In our last France Fan Club post we introduced you to Selena Hay, who hit the road with her family to enjoy a week in Normandy. She, along with Louise Bull, Pam Stace and Jayne Lewis, took part in our Holiday Happiness Challenge with their families, revealing the highs and occasional lows that are part and parcel of a family break together.
Now the families have had chance to unpack and sort out their holiday photos, we’ve caught up with them for their top tips and advice on how to have the ultimate relaxing break.
So forget all your worries, forget all your cares and get more out of your travels. Here’s how:
- 75 per cent of holidaymakers who are planning to drive abroad find packing the car stressful. Make sure you do your research well in advance so you’re not caught short and note the recent introduction of breathalysers that anyone driving in France from July onwards will be required to carry. For details on what you will need to legally drive in France check here:http://bit.ly/KphoHw.
- One in four people find trying check in at the airport on time the most stressful part of their holiday. Make a schedule for your departure day and don’t forget to factor in extra time to account for traffic delays or the unexpected. There’s no such thing as being too organised!
- Navigating abroad is one of the most likely causes for rifts in relationships whilst on holiday. Sometimes investing in a reliable Sat Nav really is worth it!
- Catering for different age groups and tastes can be a challenge. A self-catering break offers the freedom and flexibility to visit restaurants or cook at home to suit your mood, which helped 50 per cent of families keep the peace when choosing a menu.
- A turn in the weather is the biggest turn off for holidaymakers. So don’t rely on it! Take a guidebook and have a couple of indoor activities in mind for rainy days. France is home to some of Europe’s best museums, galleries and cultural attractions, so there is something to keep everyone busy.
- Whether your choose to drive door to door or pick up a car hire on arrival, having a car really is the easiest way to discover rural France. However, securing the return of a car hire deposit causes stress among 1 in 4 holidaymakers using this service. It’s not a guarantee, but it’s surprising how a quick clean up can instantly improve first impressions – always try to hand over the car as you would expect to receive it and you stand the best chance of receiving your full deposit back.
- Packing and travelling on the way home is considered much less stressful than when setting off. Avoid last minute panic packing and get in the holiday mind set from the start, remember your trip is supposed to be a thing of leisure, so leave enough time to do the essentials at a relaxing pace.
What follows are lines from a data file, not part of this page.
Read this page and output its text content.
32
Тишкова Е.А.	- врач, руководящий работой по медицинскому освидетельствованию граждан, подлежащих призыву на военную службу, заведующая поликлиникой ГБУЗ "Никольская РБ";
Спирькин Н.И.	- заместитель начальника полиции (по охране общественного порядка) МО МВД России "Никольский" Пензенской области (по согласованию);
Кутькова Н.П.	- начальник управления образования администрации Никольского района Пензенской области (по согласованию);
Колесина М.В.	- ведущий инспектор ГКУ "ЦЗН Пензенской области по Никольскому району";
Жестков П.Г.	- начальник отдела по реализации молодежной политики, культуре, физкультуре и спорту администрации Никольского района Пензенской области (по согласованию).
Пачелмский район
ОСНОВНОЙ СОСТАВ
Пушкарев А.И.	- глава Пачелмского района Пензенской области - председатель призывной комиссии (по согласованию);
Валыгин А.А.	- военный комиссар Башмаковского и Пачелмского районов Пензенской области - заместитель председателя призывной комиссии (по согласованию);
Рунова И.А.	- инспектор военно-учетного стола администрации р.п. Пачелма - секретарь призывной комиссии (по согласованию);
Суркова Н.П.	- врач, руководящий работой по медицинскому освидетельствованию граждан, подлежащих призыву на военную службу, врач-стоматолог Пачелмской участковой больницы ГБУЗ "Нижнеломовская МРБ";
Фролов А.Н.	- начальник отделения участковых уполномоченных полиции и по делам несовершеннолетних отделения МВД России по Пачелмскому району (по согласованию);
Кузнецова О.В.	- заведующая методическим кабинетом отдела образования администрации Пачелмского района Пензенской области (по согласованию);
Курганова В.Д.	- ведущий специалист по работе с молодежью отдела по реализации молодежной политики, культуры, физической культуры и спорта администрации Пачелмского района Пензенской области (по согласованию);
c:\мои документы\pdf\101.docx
- Every region in France has something different to offer. Read reviews so you know which areas will suit your interests best and don’t forget it’s worth exploring the surrounding areas to get know the country a little better.
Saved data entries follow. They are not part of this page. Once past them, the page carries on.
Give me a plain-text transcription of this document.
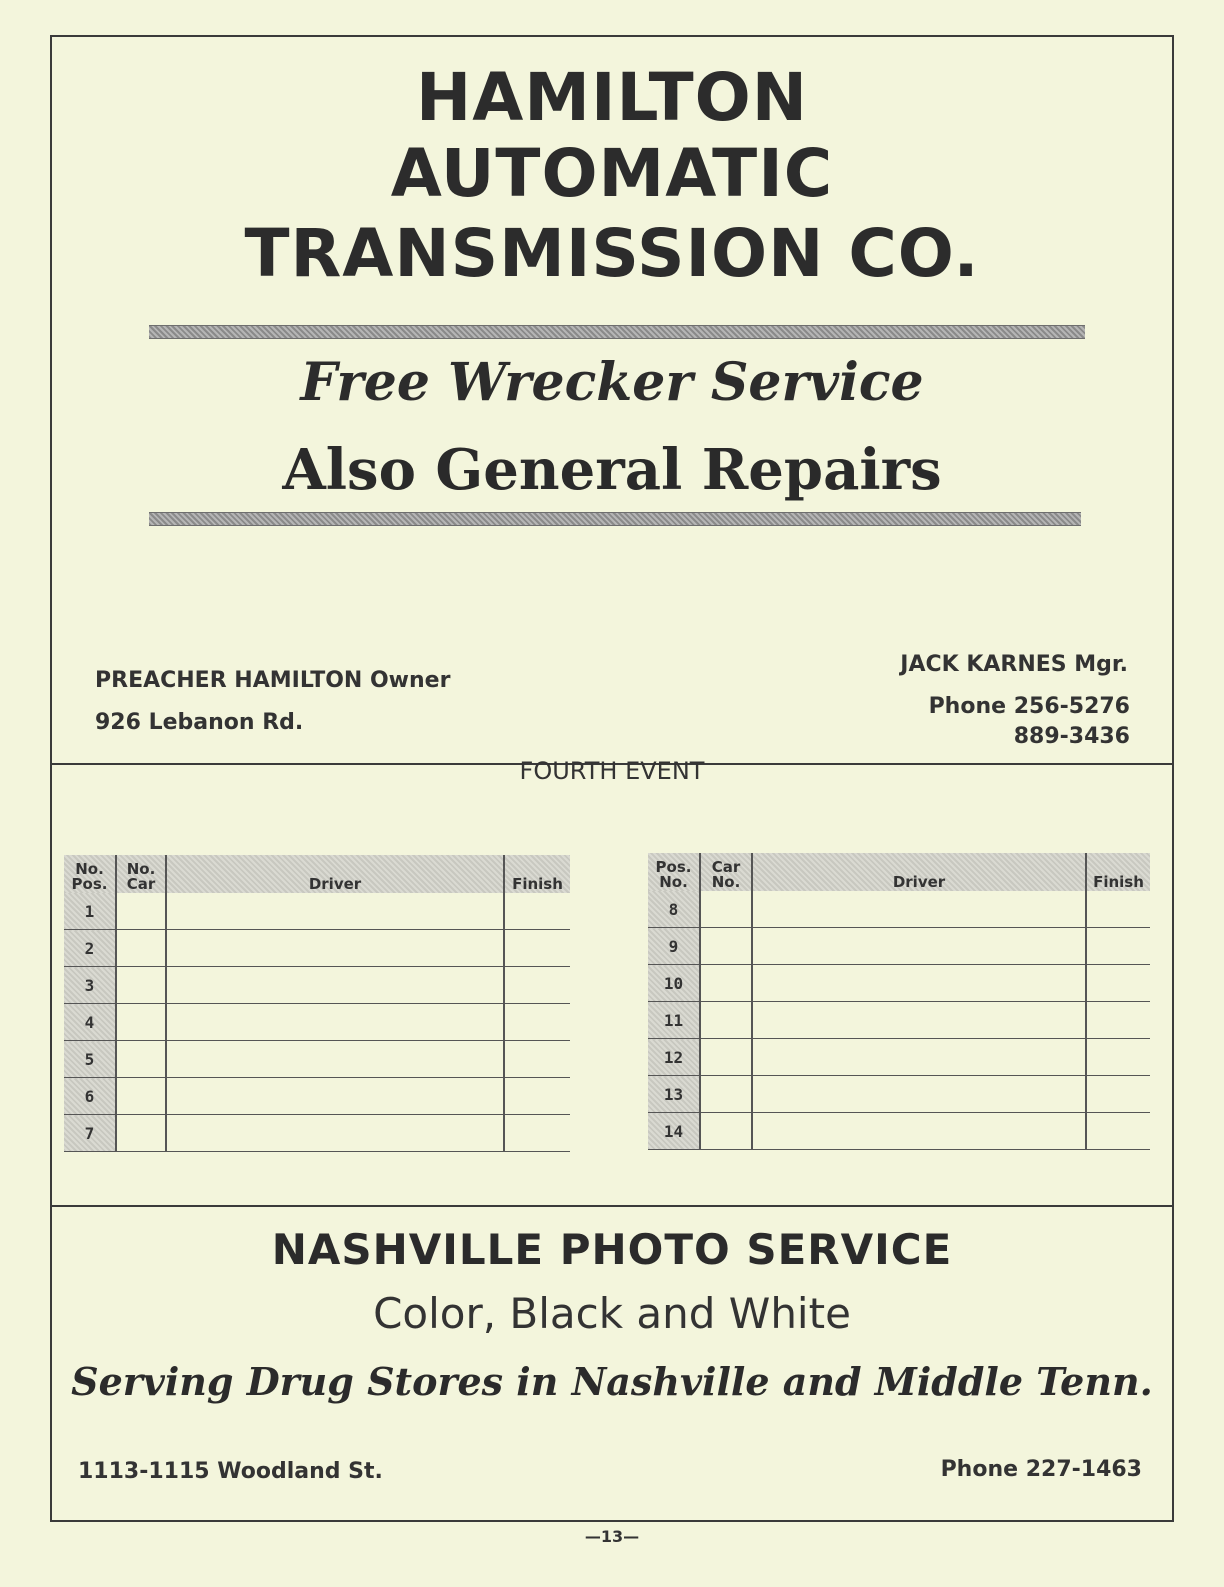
HAMILTON
AUTOMATIC
TRANSMISSION CO.
Free Wrecker Service
Also General Repairs
PREACHER HAMILTON Owner
926 Lebanon Rd.
JACK KARNES Mgr.
Phone 256-5276
889-3436
NASHVILLE PHOTO SERVICE
Color, Black and White
Serving Drug Stores in Nashville and Middle Tenn.
1113-1115 Woodland St.	Phone 227-1463
FOURTH EVENT
No. Pos.	No. Car	Driver	Finish
1			
2			
3			
4			
5			
6			
7			
Pos. No.	Car No.	Driver	Finish
8			
9			
10			
11			
12			
13			
14			
—13—
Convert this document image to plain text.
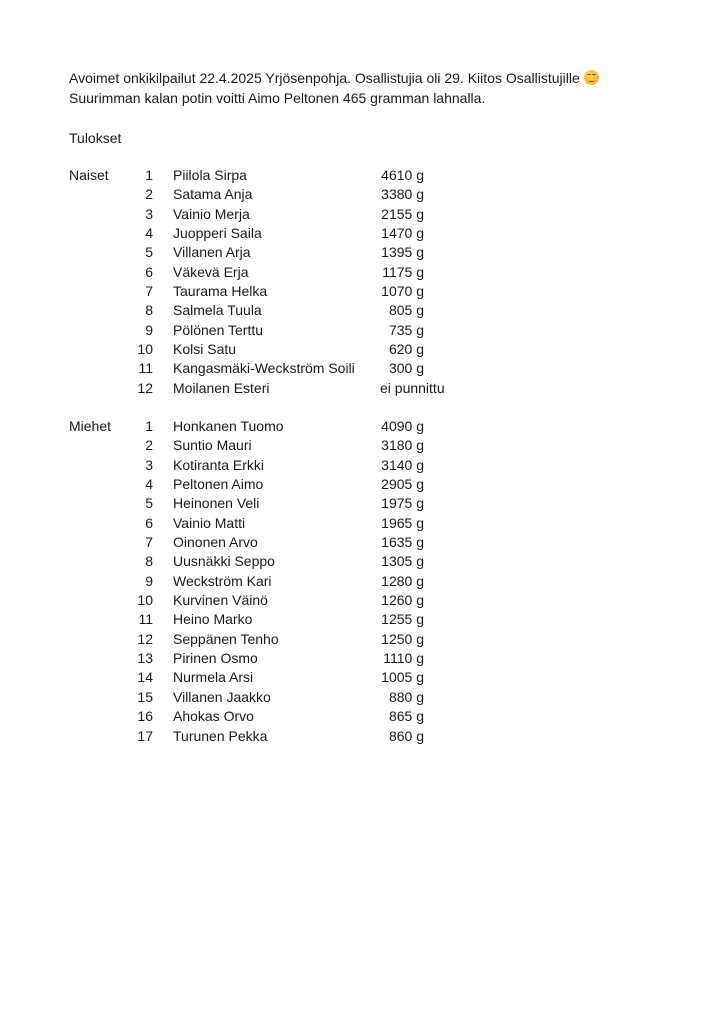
Avoimet onkikilpailut 22.4.2025 Yrjösenpohja. Osallistujia oli 29. Kiitos Osallistujille
Suurimman kalan potin voitti Aimo Peltonen 465 gramman lahnalla.
Tulokset
Naiset	1 Piilola Sirpa	4610 g
2 Satama Anja	3380 g
3 Vainio Merja	2155 g
4 Juopperi Saila	1470 g
5 Villanen Arja	1395 g
6 Väkevä Erja	1175 g
7 Taurama Helka	1070 g
8 Salmela Tuula	805 g
9 Pölönen Terttu	735 g
10 Kolsi Satu	620 g
11 Kangasmäki-Weckström Soili	300 g
12 Moilanen Esteri	ei punnittu
Miehet	1 Honkanen Tuomo	4090 g
2 Suntio Mauri	3180 g
3 Kotiranta Erkki	3140 g
4 Peltonen Aimo	2905 g
5 Heinonen Veli	1975 g
6 Vainio Matti	1965 g
7 Oinonen Arvo	1635 g
8 Uusnäkki Seppo	1305 g
9 Weckström Kari	1280 g
10 Kurvinen Väinö	1260 g
11 Heino Marko	1255 g
12 Seppänen Tenho	1250 g
13 Pirinen Osmo	1110 g
14 Nurmela Arsi	1005 g
15 Villanen Jaakko	880 g
16 Ahokas Orvo	865 g
17 Turunen Pekka	860 g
- The Eurotunnel has been voted the least stressful way to cross the channel – give it a go next time you head to France. Passengers and those travelling by car can catch a crossing from Dover to Calais, while those using the UK rail network might find the high-speed Eurostar from London St Pancras to Paris more convenient.
- Kids can be stressful! Sorry, there’s not much we can do to help you avoid the moans and groans coming from the kids, so plan a few activities to suit different age groups, and pack a couple of family games such as garden Jenga to keep spirits playful.